In Chicago, a Lake Shore Dive

Try this in Manhattan: Chicago's Ohio Street Beach is one of the spots where you can jump into Lake Michigan.
Try this in Manhattan: Chicago's Ohio Street Beach is one of the spots where you can jump into Lake Michigan. (Chris McGuire - City Of Chicago)
By Christina Talcott
Washington Post Staff Writer
Sunday, July 20, 2008

Chicagoans are a little like Northern Europeans: After the snow melts and the sun comes out, they go outside and stay there all summer.

That's a visitor's impression, anyway, on a sunny summer day, when swarms of bikers, in-line skaters, joggers, volleyball players and swimmers hit the shore, taking advantage of the city's splendid bike path along the lake and, of course, its beaches.

Come again? Yes, for a city awfully windy about its charms, Chicago doesn't crow too much about the miles of sandy beaches on its beloved Lake Michigan, which is known for changing colors -- sea-foam green one minute, purplish blue the next. The lake is also clean (thanks to a 1900 engineering feat that reversed the flow of the Chicago River so it no longer dumped waste into the lake) and warm enough for swimming.

Maybe Chicagoans don't boast about their beaches because they want to save them for the locals. But that's a shame for visiting museum-goers, Magnificent Mile browsers and discerning diners who might never think to take along a swimsuit when packing for a business or sightseeing trip there.

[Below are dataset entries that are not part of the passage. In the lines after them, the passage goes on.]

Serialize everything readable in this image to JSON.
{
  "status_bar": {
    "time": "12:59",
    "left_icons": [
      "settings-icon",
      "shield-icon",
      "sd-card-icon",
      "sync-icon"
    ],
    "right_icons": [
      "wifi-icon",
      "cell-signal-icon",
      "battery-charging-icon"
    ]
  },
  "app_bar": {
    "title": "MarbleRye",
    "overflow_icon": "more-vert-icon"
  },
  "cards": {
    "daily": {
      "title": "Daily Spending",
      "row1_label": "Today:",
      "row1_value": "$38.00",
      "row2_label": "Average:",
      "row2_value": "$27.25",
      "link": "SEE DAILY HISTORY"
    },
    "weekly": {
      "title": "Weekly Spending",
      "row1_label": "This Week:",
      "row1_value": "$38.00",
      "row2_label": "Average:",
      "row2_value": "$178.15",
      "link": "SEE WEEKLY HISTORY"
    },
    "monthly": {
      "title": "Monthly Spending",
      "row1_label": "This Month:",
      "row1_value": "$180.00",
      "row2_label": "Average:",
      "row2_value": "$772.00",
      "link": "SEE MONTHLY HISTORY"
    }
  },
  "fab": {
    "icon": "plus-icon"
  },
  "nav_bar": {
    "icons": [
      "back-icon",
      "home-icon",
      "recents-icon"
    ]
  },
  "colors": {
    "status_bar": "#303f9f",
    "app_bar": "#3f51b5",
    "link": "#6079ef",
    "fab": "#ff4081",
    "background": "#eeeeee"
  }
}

Make no mistake: There are beaches near some of the most popular tourist destinations in the city, all of them free and patrolled by lifeguards from Memorial Day through Labor Day. Some beaches have bathhouses, restaurants and equipment rentals; others have little more than a strip of sand along humming Lake Shore Drive. Still, a trip to the beach in the middle of such a bustling city is a seasonal pleasure no traveler should miss.

Some sandy pearls along the tourist trail:

South Side: Where the University of Chicago and Hyde Park now sit, there used to be only swampland. But when Chicago was chosen to host the 1893 World's Columbian Exposition, the land was filled in and filled up with buildings by America's foremost architects, its grounds landscaped by Frederick Law Olmsted. When the exposition opened, they called it the White City and millions flocked to see it; afterward, most of the plaster-faced buildings were lost.

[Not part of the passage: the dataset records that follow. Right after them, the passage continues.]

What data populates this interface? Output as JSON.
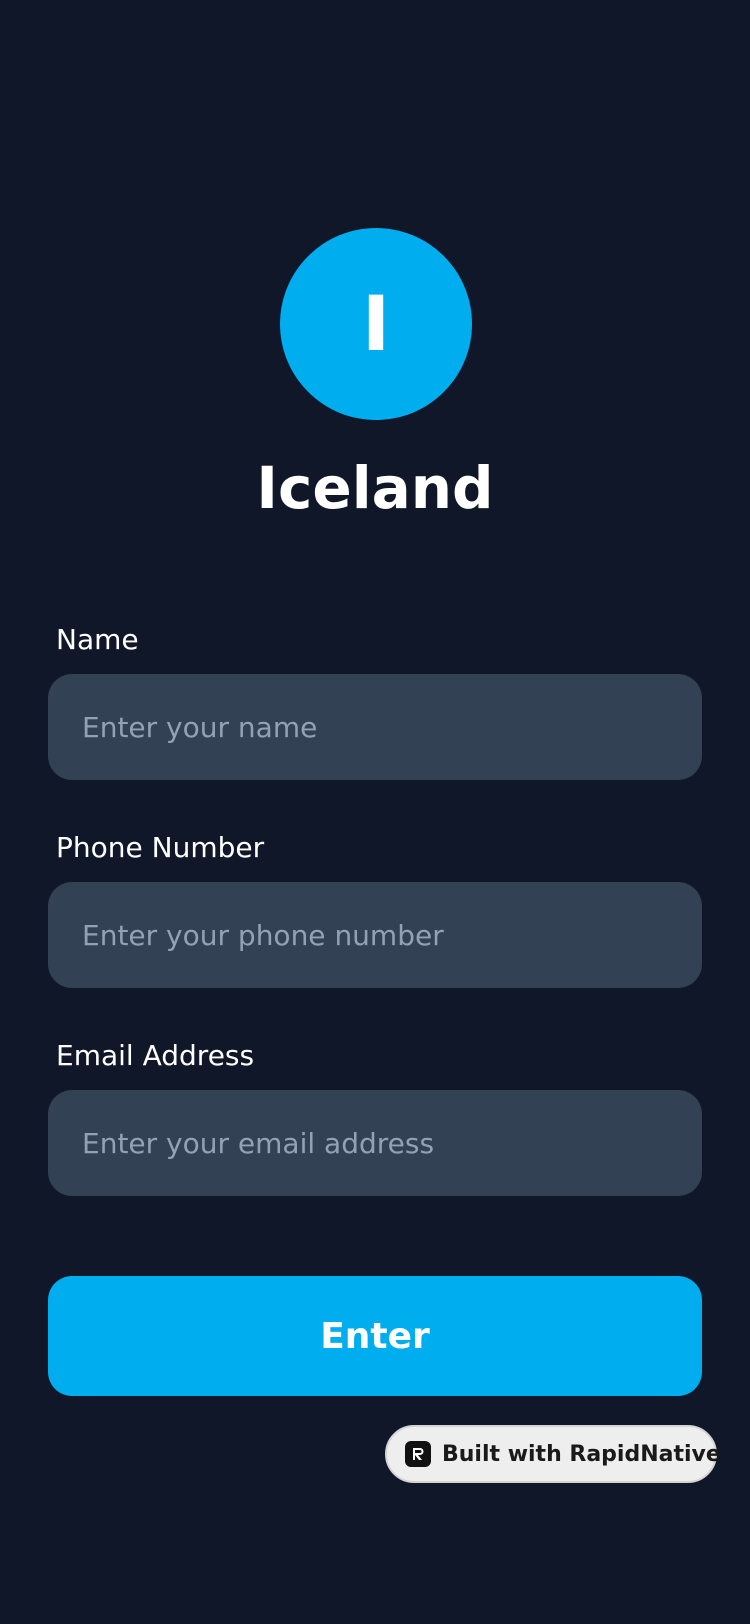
{
  "brand": {
    "avatar_letter": "I",
    "title": "Iceland"
  },
  "form": {
    "name": {
      "label": "Name",
      "placeholder": "Enter your name"
    },
    "phone": {
      "label": "Phone Number",
      "placeholder": "Enter your phone number"
    },
    "email": {
      "label": "Email Address",
      "placeholder": "Enter your email address"
    },
    "submit_label": "Enter"
  },
  "badge": {
    "text": "Built with RapidNative",
    "icon": "rapidnative-logo-icon"
  },
  "colors": {
    "background": "#0f1729",
    "accent": "#00adef",
    "input_background": "#334155",
    "placeholder": "#93a1b5",
    "badge_background": "#eeeeee"
  }
}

A survivor was the Palace of Fine Arts, now the huge, kid-friendly Museum of Science and Industry, to which visitors should devote the better part of a day. Nearby are the university, Frank Lloyd Wright's low-slung Robie House, the DuSable Museum of African American History and the Oriental Institute. But any summertime trip to the South Side should include the 57th Street and 63rd Street beaches, the latter with the ivy-covered 1919 Jackson Park Bathing Pavilion Beach House, whose splash fountain in the flower-filled Serenity Courtyard gives a modern touch to the once-elegant landmark.

Museum Campus: Clustered within walking distance of one another are some of America's finest museums: the Field Museum, the natural history museum with Sue, the most complete T. rex ever assembled, a permanent exhibit on the Aztec world and such temporary shows as "Mythic Creatures: Dragons, Unicorns and Mermaids" (through Sept. 1); the John G. Shedd Aquarium, with sharks, seahorses and a turtle named Nickel; and the Adler Planetarium, which has a virtual-reality movie theater and lots of interactive exhibits about space. After logging museum time, venture south of the planetarium and slip onto the 12th Street Beach for a swim.

Navy Pier: If you hate crowds, this is your worst nightmare. Yet Navy Pier, which juts out into Lake Michigan just north of the Chicago River, has plenty to recommend it: fireworks every Wednesday and Saturday night in summer, the Children's Museum of Chicago and a 150-foot replica of the original Ferris wheel, which debuted at -- you guessed it -- the 1893 World's Columbian Exposition. Before or after a trip to Navy Pier, pop over to the Ohio Street Beach for a little back-to-nature fun. The beach is barely out of earshot of the frenetic pier and Lake Shore Drive, but it feels as if it's worlds away.

Magnificent Mile: Cheery palm trees lend a tropical air to the Oak Street Beach, where kids romp and locals sun just blocks from the 100-story John Hancock Center and other downtown skyscrapers. The beach's cafe and bathhouse offer a break from the sun and sand, and the Museum of Contemporary Art, the historic Water Tower and the shops of Magnificent Mile are all mere blocks away. In training? The Oak Street Beach has a half-mile-long stretch of lap lanes parallel to shore for serious swimmers.

Lincoln Park: Need to kill time between meals or window shopping in the trendy Lincoln Park area? The North Avenue Beach is the place to show off those tan lines, where singles on the prowl share sand with neighborhood tykes. Amateur volleyball leagues commandeer plenty of sand for games, Bike & Roll rents bicycles and skates (helmets and locks included), and there's an in-line hockey rink, too. The boat-shaped beach house has a restaurant, concession stands, bathrooms and outdoor showers.

Zoo break: Two free activities in one day: The beach and Lincoln Park Zoo. The zoo is nestled in lush Lincoln Park, and you can see a wide range of critters, including flamingos, pythons, gorillas and polar bears. Cross the Diversey Harbor Lagoon on the Fullerton Parkway, then park yourself on the northernmost sandy strip of the North Avenue Beach.